Amanikhatashan (vers 62 ap. J.-C.) : elle aurait envoyé sa cavalerie pour aider Rome durant la première guerre judéo-romaine de 66-73 de notre ère. À cette époque les archers koushites avaient une grande renommée grâce à leur adresse légendaire, c'est la raison pour laquelle l'un des premiers noms égyptiens pour désigner la région de Koush était Ta-Sety (« le pays de l'arc »). Amanikhatashan est aussi très étroitement liée à Nout, divinité égyptienne personnifiant la voûte céleste et mère des divinités primaires Isis, Osiris, Seth, Nephtys et Horus.

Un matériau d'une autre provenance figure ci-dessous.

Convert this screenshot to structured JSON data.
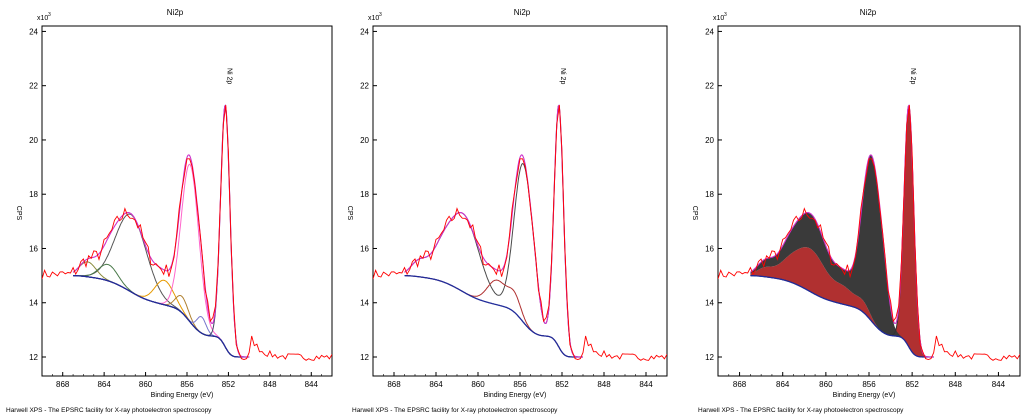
{
  "footer_text": "Harwell XPS - The EPSRC facility for X-ray photoelectron spectroscopy",
  "colors": {
    "envelope": "#cc33cc",
    "raw": "#ff0000",
    "background": "#1f2a99",
    "fill_dark": "#3a3a3a",
    "fill_red": "#b03030",
    "peak_sat1": "#565656",
    "peak_sat2": "#8a8a3a",
    "peak_sat3": "#4a7a4a",
    "peak_shoulder1": "#e69a00",
    "peak_shoulder2": "#b08030",
    "peak_multiplet": "#ff66cc",
    "peak_main": "#444466",
    "peak_extra": "#7777cc",
    "sum_main": "#4a4a4a",
    "sum_satellite": "#b03030"
  },
  "chart_data": [
    {
      "type": "line",
      "title": "Ni2p",
      "xlabel": "Binding Energy (eV)",
      "ylabel": "CPS",
      "y_multiplier_label": "x10",
      "y_multiplier_exp": "3",
      "xlim": [
        870,
        842
      ],
      "ylim": [
        11.3,
        24.2
      ],
      "xticks": [
        "868",
        "864",
        "860",
        "856",
        "852",
        "848",
        "844"
      ],
      "yticks": [
        "12",
        "14",
        "16",
        "18",
        "20",
        "22",
        "24"
      ],
      "annotation": {
        "text": "Ni 2p",
        "x": 852.2
      },
      "series_kind": "components",
      "fit_range": [
        867,
        850
      ]
    },
    {
      "type": "line",
      "title": "Ni2p",
      "xlabel": "Binding Energy (eV)",
      "ylabel": "CPS",
      "y_multiplier_label": "x10",
      "y_multiplier_exp": "3",
      "xlim": [
        870,
        842
      ],
      "ylim": [
        11.3,
        24.2
      ],
      "xticks": [
        "868",
        "864",
        "860",
        "856",
        "852",
        "848",
        "844"
      ],
      "yticks": [
        "12",
        "14",
        "16",
        "18",
        "20",
        "22",
        "24"
      ],
      "annotation": {
        "text": "Ni 2p",
        "x": 852.2
      },
      "series_kind": "grouped",
      "fit_range": [
        867,
        850
      ]
    },
    {
      "type": "area",
      "title": "Ni2p",
      "xlabel": "Binding Energy (eV)",
      "ylabel": "CPS",
      "y_multiplier_label": "x10",
      "y_multiplier_exp": "3",
      "xlim": [
        870,
        842
      ],
      "ylim": [
        11.3,
        24.2
      ],
      "xticks": [
        "868",
        "864",
        "860",
        "856",
        "852",
        "848",
        "844"
      ],
      "yticks": [
        "12",
        "14",
        "16",
        "18",
        "20",
        "22",
        "24"
      ],
      "annotation": {
        "text": "Ni 2p",
        "x": 852.2
      },
      "series_kind": "filled",
      "fit_range": [
        867,
        850
      ]
    }
  ],
  "spectrum": {
    "x_start": 870,
    "x_step": 0.25,
    "baseline_low": 15.0,
    "baseline_high": 12.0,
    "tail_level": 12.0,
    "peaks": [
      {
        "id": "sat1",
        "center": 861.4,
        "height": 2.85,
        "width": 1.5
      },
      {
        "id": "sat2",
        "center": 865.6,
        "height": 0.55,
        "width": 0.8
      },
      {
        "id": "sat3",
        "center": 863.6,
        "height": 0.6,
        "width": 0.9
      },
      {
        "id": "shoulder1",
        "center": 858.2,
        "height": 0.9,
        "width": 0.9
      },
      {
        "id": "shoulder2",
        "center": 856.5,
        "height": 0.6,
        "width": 0.6
      },
      {
        "id": "multiplet",
        "center": 855.7,
        "height": 5.8,
        "width": 0.85
      },
      {
        "id": "extra",
        "center": 854.6,
        "height": 0.6,
        "width": 0.45
      },
      {
        "id": "main",
        "center": 852.3,
        "height": 8.9,
        "width": 0.45
      }
    ],
    "groups": {
      "main": [
        "multiplet",
        "extra",
        "main"
      ],
      "satellite": [
        "sat1",
        "sat2",
        "sat3",
        "shoulder1",
        "shoulder2"
      ]
    }
  }
}
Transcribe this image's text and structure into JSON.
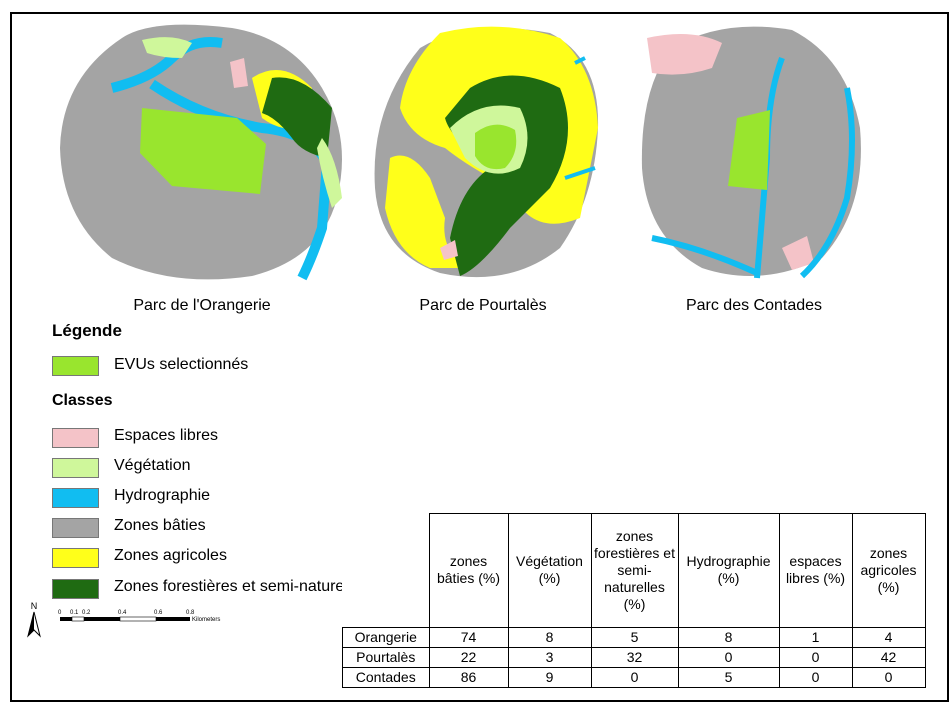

En effet, bien que l'influence de la culture égyptienne ait reculé au fil du temps, comme en témoigne le retrait de l'écriture hiéroglyphique égyptienne au profit de l'écriture cursive méroïtique (notamment sous le règne d'Ergaménès), certaines divinités égyptiennes dites fondamentales ont continué à être vénérées. Nous n'en savons pas plus sur son règne[7].
Maleqorobar (266 - 283 ap. J.-C.) et Lakhideamani (306 - 314 ap. J.-C.) : pendant longtemps, ces deux noms ont été associés à des femmes. Il s'agit en réalité d'un prince et d'un roi. Maleqorobar signifie en méroïtique : "le beau garçon né des souverains". Leur règne se situe dans la période déclin de Méroé. La raison principale est sans doute sa rivalité avec le royaume d'Aksoum, dont l'apogée remonte à l'an 200 de notre ère. Situé dans la corne de l'Afrique, Aksoum est connu pour avoir entretenu des liens commerciaux avec Rome. Méroé doit probablement sa désuétude à la surexploitation des terres et au surpâturage qui auraient conduit à l'épuisement des ressources. Il en fut de même pour les forêts, destinées à produire du combustible aux industries sidérurgiques[7]. Par la suite, Rome aurait jeté son dévolu sur Aksoum.
Vers 330, Aksoum, gouverné par le roi Ezana, aurait porté le coup de massue à Méroé ; sa cité fut mise à sac et désertée vers 350, marquant ainsi la fin définitive du royaume de Méroé et de l'empire de Koush[7].
Postérité
| Image externe | |
| Lien vers la photographie Kandake of the Sudanese Revolution. Pour des questions de droit d'auteur, sa reproduction n'est pas autorisée sur Wikipédia en français. | |
La figure des Candaces est reprise comme symbole des femmes soudanaises qui se battent pour leurs droits. Elle est notamment attribuée aux femmes manifestant contre les dictatures du pays[8].
En 2019, une jeune manifestante, Alaa Salah, devient célèbre après être photographiée sur le toit d'une voiture, appelant à la paix et au soulèvement contre le régime d'Omar el-Bechir et en faisant une référence explicite aux Candaces — la photographie est d'ailleurs connue sous le titre de Kandake of the Sudanese Revolution — :
« J'appelle à la paix et je rappelle que les manifestations et la révolution soudanaise ont été pacifiques. Mon peuple, entier, porte la paix dans son cœur et je ne suis qu’une femme parmi des milliers d’autres. Nous, les femmes soudanaises, nous sommes des Kandakas, ces princesses de Nubie. C’est notre héritage. Nous avons toujours été considérées comme des femmes combattantes. Et cette révolution de décembre a fait sortir des milliers d’entre nous dans les rues, moi je ne suis que l'une d’entre elles[9]. »
Il existe également quelques œuvres culturelles (littéraires et cinématographiques) s’inspirant de la vie des candaces, en particulier de celle d’Amanirenas :
- Les deux tomes de la bande dessinée Kandaka par Biyong Djehuty.
- Les courts-métrages d’animation réalisés par Virtuel H et disponibles sur YouTube dédiés à Amanirenas et Amanishakhéto.
- L'une des trois contes du film de Michel Ocelot, Le Pharaon, le Sauvage et la Princesse se déroule au royaume de Koush et montre une candace inspirée de l'iconographie méroïtique.